Ökonomische Gründe weiche das Arbeitsverbot für Flüchtlinge in Deutschland auf. Doch wie sehen die Arbeitsplätze aus und wie werden sie bezahlt?

"Wir müssen die falschen Anreize beseitigen, dass Menschen von den Leistungen unseres Sozialsystems angezogen werden.“ Mit diesem populistischen Satz zur Flüchtlingspolitik will der CSU-Generalsekretär Andreas Scheuer im beginnenden Europawahlkampf gegen die Konkurrenz von der AfD in Stellung gehen. Dabei geht das Bundesamt für Migration und Flucht [1] schon seit Monaten ganz andere Wege, um die Anreize zu beseitigen, dass Geflüchtete im deutschen Sozialsystem landen.

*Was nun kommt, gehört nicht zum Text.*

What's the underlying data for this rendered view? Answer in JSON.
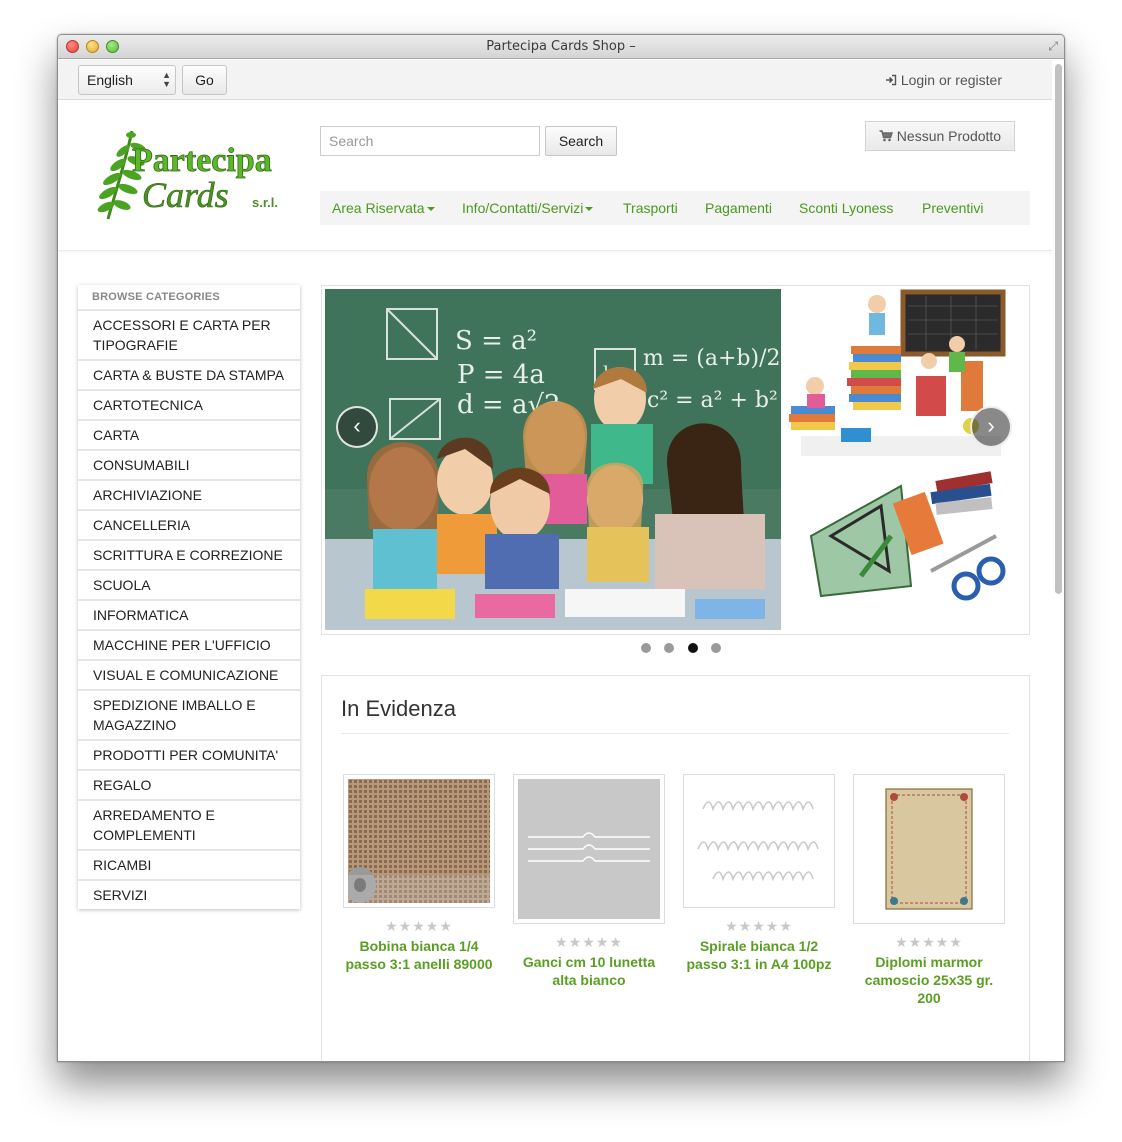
{
  "window": {
    "title": "Partecipa Cards Shop –"
  },
  "topbar": {
    "language_value": "English",
    "go_label": "Go",
    "login_label": "Login or register"
  },
  "header": {
    "logo_text_line1": "Partecipa",
    "logo_text_line2": "Cards",
    "logo_suffix": "s.r.l.",
    "search_placeholder": "Search",
    "search_button": "Search",
    "cart_label": "Nessun Prodotto"
  },
  "nav": {
    "items": [
      {
        "label": "Area Riservata",
        "dropdown": true
      },
      {
        "label": "Info/Contatti/Servizi",
        "dropdown": true
      },
      {
        "label": "Trasporti",
        "dropdown": false
      },
      {
        "label": "Pagamenti",
        "dropdown": false
      },
      {
        "label": "Sconti Lyoness",
        "dropdown": false
      },
      {
        "label": "Preventivi",
        "dropdown": false
      }
    ]
  },
  "sidebar": {
    "title": "BROWSE CATEGORIES",
    "items": [
      "ACCESSORI E CARTA PER TIPOGRAFIE",
      "CARTA & BUSTE DA STAMPA",
      "CARTOTECNICA",
      "CARTA",
      "CONSUMABILI",
      "ARCHIVIAZIONE",
      "CANCELLERIA",
      "SCRITTURA E CORREZIONE",
      "SCUOLA",
      "INFORMATICA",
      "MACCHINE PER L'UFFICIO",
      "VISUAL E COMUNICAZIONE",
      "SPEDIZIONE IMBALLO E MAGAZZINO",
      "PRODOTTI PER COMUNITA'",
      "REGALO",
      "ARREDAMENTO E COMPLEMENTI",
      "RICAMBI",
      "SERVIZI"
    ]
  },
  "slider": {
    "prev_icon": "chevron-left-icon",
    "next_icon": "chevron-right-icon",
    "prev_glyph": "‹",
    "next_glyph": "›",
    "dots": 4,
    "active_dot": 3,
    "board_text": [
      "S = a²",
      "P = 4a",
      "d = a√2",
      "m = (a+b)/2",
      "h",
      "c² = a² + b²"
    ]
  },
  "featured": {
    "title": "In Evidenza",
    "products": [
      {
        "name": "Bobina bianca 1/4 passo 3:1 anelli 89000",
        "rating": 0
      },
      {
        "name": "Ganci cm 10 lunetta alta bianco",
        "rating": 0
      },
      {
        "name": "Spirale bianca 1/2 passo 3:1 in A4 100pz",
        "rating": 0
      },
      {
        "name": "Diplomi marmor camoscio 25x35 gr. 200",
        "rating": 0
      }
    ]
  },
  "colors": {
    "brand_green": "#4c9a1d",
    "product_green": "#5a9e22"
  }
}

Schon vor einigen Monaten wurde das Projekt "Ausländerbehörden – Willkommensbehörden" gestartet. Der Begriff Willkommenskultur wird mittlerweile inflationär gebraucht, wenn es darum geht, den Fachkräftemangel zu beheben. In einer Pressemitteilung [2] wird deutlich, dass ökonomische Gründe zu diesem Projekt führten. "Aktuell spielt wegen des demografischen Wandels die Bedeutung einer Willkommenskultur bei der Gewinnung von Fachkräften eine immer wichtigere Rolle. Die Relevanz dieses Themas wird auch im Koalitionsvertrag der Bundesregierung verdeutlicht. Darin wird den Ausländerbehörden bei der Etablierung einer Willkommenskultur in Deutschland eine Schlüsselfunktion beigemessen, da sie oftmals die erste Anlaufstelle in Deutschland für Menschen mit Migrationshintergrund darstellen", heißt es dort.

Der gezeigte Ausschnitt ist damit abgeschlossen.